Swinton has followed her odd muse, collaborating with other independent-minded directors in much the same way as she did with Potter for Orlando. She's helped shepherd any number of difficult films into theaters: for instance, last year's enervating Julia, directed by Erick Zonca; this year's gorgeous I Am Love, directed by Luca Guadagnino; and next year's We Need To Talk About Kevin, the long-awaited new film by Lynne Ramsay ( Morvern Callar). Oh, and of course she won an Oscar for playing sweat-drenched corporate lawyer Karen Crowder in Michael Clayton, another role that turns on the art of performance. ("She's a mediocre actress, badly cast," Swinton says of Crowder.)
These days, the indie world is international, not exclusively American, and plenty of visionary directors have taken a shot at shaking up the stately period drama. But Orlando's influence goes beyond just indie auteurs feeling comfortable in petticoats. In many ways, it helped to bring art back to the art house, so that today's quality-film landscape doesn't just include gritty, low-budget dramas of social import but movies that mix high art and high camp in challenging and pleasurable ways. You can see the impeccably-designed vignettes of Orlando in Wes Anderson's filmed dioramas, or in Sofia Coppola's new-wave Marie Antoinette. Without Orlando, would Todd Haynes have been able to make his arch, stylized masterpieces Far From Heaven and Velvet Goldmine? (Costumes, natch, by Sandy Powell.)
Near the beginning of Orlando, the young nobleman is called in for an audience with Queen Elizabeth.

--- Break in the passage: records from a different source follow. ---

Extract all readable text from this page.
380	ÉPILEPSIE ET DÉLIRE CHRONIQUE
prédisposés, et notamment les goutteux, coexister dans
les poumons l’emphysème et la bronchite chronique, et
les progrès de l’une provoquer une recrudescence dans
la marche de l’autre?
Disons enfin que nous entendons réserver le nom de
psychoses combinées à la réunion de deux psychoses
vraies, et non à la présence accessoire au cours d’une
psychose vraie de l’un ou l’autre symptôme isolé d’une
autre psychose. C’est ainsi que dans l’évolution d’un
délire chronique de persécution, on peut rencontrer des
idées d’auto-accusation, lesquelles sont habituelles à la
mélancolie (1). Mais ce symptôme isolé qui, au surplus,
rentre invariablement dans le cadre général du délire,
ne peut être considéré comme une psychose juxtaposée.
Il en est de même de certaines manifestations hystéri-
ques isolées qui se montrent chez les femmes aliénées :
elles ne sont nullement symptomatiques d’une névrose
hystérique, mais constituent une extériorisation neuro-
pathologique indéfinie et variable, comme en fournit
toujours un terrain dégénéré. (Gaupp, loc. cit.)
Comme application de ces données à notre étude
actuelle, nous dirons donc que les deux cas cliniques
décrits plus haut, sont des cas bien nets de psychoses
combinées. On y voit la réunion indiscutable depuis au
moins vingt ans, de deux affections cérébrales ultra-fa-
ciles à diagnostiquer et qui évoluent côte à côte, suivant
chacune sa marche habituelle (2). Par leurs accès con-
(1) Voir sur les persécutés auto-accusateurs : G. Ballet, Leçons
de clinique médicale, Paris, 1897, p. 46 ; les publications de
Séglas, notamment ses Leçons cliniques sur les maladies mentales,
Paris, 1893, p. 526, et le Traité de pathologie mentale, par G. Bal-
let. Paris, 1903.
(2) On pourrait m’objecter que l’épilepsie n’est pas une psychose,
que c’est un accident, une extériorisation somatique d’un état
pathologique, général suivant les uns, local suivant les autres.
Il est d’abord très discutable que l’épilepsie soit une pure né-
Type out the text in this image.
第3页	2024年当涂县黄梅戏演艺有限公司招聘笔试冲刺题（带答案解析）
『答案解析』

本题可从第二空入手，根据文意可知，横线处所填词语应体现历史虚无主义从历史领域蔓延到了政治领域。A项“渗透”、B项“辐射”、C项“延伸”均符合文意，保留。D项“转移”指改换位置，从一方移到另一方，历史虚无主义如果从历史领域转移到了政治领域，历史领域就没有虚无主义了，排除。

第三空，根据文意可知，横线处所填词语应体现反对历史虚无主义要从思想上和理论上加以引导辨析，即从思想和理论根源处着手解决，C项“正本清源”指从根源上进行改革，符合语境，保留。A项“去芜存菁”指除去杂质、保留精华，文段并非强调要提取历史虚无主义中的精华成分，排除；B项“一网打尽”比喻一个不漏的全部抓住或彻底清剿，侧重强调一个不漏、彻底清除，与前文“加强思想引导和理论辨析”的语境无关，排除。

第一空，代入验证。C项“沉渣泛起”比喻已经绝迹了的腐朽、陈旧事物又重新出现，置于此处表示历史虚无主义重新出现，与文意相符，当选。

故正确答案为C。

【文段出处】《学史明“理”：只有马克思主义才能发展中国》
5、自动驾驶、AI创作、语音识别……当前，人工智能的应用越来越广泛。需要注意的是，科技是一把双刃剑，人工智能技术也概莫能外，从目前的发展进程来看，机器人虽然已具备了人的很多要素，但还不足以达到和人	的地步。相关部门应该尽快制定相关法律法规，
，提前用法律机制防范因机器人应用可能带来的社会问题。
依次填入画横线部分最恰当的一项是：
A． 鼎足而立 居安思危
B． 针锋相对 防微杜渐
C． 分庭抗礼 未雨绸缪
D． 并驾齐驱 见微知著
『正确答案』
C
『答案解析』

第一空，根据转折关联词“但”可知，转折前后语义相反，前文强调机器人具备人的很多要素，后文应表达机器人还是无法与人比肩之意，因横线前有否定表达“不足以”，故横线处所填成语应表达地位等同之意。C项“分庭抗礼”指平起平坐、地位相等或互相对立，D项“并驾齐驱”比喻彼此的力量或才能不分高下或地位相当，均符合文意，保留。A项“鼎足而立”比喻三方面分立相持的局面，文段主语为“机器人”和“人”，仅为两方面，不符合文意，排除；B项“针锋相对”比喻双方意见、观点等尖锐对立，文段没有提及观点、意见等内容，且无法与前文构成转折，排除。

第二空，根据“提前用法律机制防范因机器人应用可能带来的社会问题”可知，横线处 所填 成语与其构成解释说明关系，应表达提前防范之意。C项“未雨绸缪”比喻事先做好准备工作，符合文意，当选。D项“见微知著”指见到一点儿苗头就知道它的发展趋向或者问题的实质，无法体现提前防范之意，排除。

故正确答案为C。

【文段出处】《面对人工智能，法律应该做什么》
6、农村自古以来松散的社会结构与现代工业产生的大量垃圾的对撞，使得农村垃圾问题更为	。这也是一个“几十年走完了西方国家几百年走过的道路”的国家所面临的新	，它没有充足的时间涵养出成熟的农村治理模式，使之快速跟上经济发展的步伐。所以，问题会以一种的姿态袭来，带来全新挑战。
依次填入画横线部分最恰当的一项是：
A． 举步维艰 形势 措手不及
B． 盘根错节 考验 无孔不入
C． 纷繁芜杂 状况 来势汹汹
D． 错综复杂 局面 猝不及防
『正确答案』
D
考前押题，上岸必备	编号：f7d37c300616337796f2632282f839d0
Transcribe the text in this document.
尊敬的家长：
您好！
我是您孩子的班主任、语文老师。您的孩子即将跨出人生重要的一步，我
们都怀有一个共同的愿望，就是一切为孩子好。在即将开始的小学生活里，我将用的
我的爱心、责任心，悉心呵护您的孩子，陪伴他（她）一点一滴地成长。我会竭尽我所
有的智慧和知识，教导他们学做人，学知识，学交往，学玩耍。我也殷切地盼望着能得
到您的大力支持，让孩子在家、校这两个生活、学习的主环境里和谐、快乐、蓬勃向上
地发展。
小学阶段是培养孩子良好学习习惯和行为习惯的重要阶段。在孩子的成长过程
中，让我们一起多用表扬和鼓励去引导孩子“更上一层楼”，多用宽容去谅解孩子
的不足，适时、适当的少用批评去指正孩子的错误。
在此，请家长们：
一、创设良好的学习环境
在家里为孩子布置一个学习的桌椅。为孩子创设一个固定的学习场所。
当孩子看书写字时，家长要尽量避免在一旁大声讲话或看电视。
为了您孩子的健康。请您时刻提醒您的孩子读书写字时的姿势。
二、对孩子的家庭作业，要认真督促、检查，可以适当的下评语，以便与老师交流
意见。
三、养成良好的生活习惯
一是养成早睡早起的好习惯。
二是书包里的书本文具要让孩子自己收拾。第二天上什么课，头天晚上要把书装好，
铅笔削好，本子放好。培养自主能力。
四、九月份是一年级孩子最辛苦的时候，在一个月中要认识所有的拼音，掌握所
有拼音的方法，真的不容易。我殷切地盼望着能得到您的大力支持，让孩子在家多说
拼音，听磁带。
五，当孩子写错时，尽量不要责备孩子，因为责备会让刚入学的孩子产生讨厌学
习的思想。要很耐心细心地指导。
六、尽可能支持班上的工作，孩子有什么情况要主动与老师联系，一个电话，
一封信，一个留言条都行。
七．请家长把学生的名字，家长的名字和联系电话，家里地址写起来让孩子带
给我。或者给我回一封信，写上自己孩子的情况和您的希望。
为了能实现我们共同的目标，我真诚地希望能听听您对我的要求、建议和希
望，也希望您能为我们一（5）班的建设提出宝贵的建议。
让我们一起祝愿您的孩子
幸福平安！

He gives the camera one wry look before he enters the queen's bedchamber, where he's presented with the daunting view of Quentin Crisp, in puffy-sleeved nightgown, lounging on a four-poster bed before a roaring fire. The queen takes Orlando to her—his?—breast, and whispers in his—her?—ear: "Do not fade, do not wither, do not grow old." For 400 years, Orlando, the person, never does. Seventeen years along, Orlando, the movie—a silly and serious work of art that isn't afraid to entertain—is doing pretty well too.